Especially organized labor. More than receiving the Green nomination, the surest sign that Nader has arrived as an important factor in this campaign was the very public show of mutual affection between him and the Teamsters' leadership last week. The Teamsters, and organized labor in general, are steamed with Gore over his appointment of outgoing Commerce Secretary William Daley as his campaign manager. Daley had spearheaded the Clinton administration's efforts to get NAFTA passed and to win congressional approval of permanent normal trade relations with China, both of which labor was firmly against.

"Democrats are taking labor, organized labor and general labor, for granted," Nader has said, "And when labor gets taken for granted, it gets taken." If the Teamsters or other large unions endorse Nader, it would be a great boon for him - and a huge blow for Gore.

Gore is, right now, running between five and nine points behind George W. Bush in most national polls. As these figures overlap Nader's national numbers, and conventional wisdom has it that most votes for Nader would come from Gore's column, Nader has been asked if he worries that his campaign might contribute to a Bush election in the fall.

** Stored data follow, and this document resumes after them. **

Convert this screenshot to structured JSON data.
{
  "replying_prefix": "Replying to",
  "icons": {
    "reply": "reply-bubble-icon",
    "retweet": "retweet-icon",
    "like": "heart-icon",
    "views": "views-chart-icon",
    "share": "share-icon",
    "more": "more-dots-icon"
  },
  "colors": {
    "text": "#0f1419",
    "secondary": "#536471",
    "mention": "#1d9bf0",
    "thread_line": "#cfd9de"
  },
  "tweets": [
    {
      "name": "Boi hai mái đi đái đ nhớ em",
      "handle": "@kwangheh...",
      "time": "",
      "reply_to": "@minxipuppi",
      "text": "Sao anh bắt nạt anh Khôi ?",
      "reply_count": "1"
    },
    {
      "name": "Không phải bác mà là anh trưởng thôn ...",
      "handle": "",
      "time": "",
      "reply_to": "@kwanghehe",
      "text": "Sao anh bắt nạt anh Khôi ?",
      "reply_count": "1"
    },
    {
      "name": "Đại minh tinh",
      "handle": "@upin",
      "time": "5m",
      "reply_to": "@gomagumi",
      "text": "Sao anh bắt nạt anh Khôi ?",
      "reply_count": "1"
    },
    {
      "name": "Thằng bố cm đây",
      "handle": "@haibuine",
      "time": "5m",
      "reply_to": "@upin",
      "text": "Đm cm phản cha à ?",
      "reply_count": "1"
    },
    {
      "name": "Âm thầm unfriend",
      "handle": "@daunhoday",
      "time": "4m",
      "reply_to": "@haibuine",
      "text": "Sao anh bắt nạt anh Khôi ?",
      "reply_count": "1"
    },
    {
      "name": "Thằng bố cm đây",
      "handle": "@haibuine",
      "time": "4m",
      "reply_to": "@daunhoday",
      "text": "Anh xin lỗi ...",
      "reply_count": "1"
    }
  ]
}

He does not, as he sees Gore and Bush as representing "the same corporate party with two heads wearing different makeup." And, understandably, he questions why the question gets framed that way at all: "I'm not worred about taking votes away from Al Gore," he said recently, "I'm worried that Al Gore will take votes away from me." Besides, many Greens will tell you, a vote for Ralph Nader is not necessarily otherwise a vote for Al Gore. As one young Green put it at the convention, "If it weren't for the Green Party, I wouldn't be votingÂ…most of my friends don't have that allegiance to the two-party system that our parents had."

This remains of little consolation to Gore, who sees polls showing that Nader's support is strongest in the Democratic must-win state of California. Thirty-one Greens hold state-wide office there, and thoughts of Bush winning what would essentially be a three-way race there must keep Gore strategists awake at night.

Nader, meanwhile, hopes that the Green's issues will also find traction with some folks who might otherwise vote Republican. Distinguishing conservatives from "corporationists," Nader says, "Let us not prejudge any voters" and again sounds the call that "Green values are majoritarian values." While such an outreach may largely be the product of optimism, the new politics of the new world order have in many cases blurred distinctions between right and left. One might assume, however, that right-leaning opponents of NAFTA and the WTO would be more inclined toward presumptive Reform Party nominee Pat Buchanan.

Nader is having his moment now, and hitting his stride as a candidate. The vigor with which he is campaigning this year has helped him overcome lingering perceptions from his last, desultory campaign four years ago that he is a quitter. Now that the Greens have qualified for federal matching funds, the next hurdle for them and their candidate is inclusion in the televised "debates." Nader is suing the Federal Election Commission over rules that allow corporate backing of these events, and decrying the 15 percent polling bar for participation.

This time around, Ralph Nader remains the longest of long shots. In political parlance, at least, he is the classic "spoiler." But his candidacy, though it hurts Gore more, could well prove a thorn in the side of both major parties at a time when they have left themselves open to charges that they care more about winning than reform.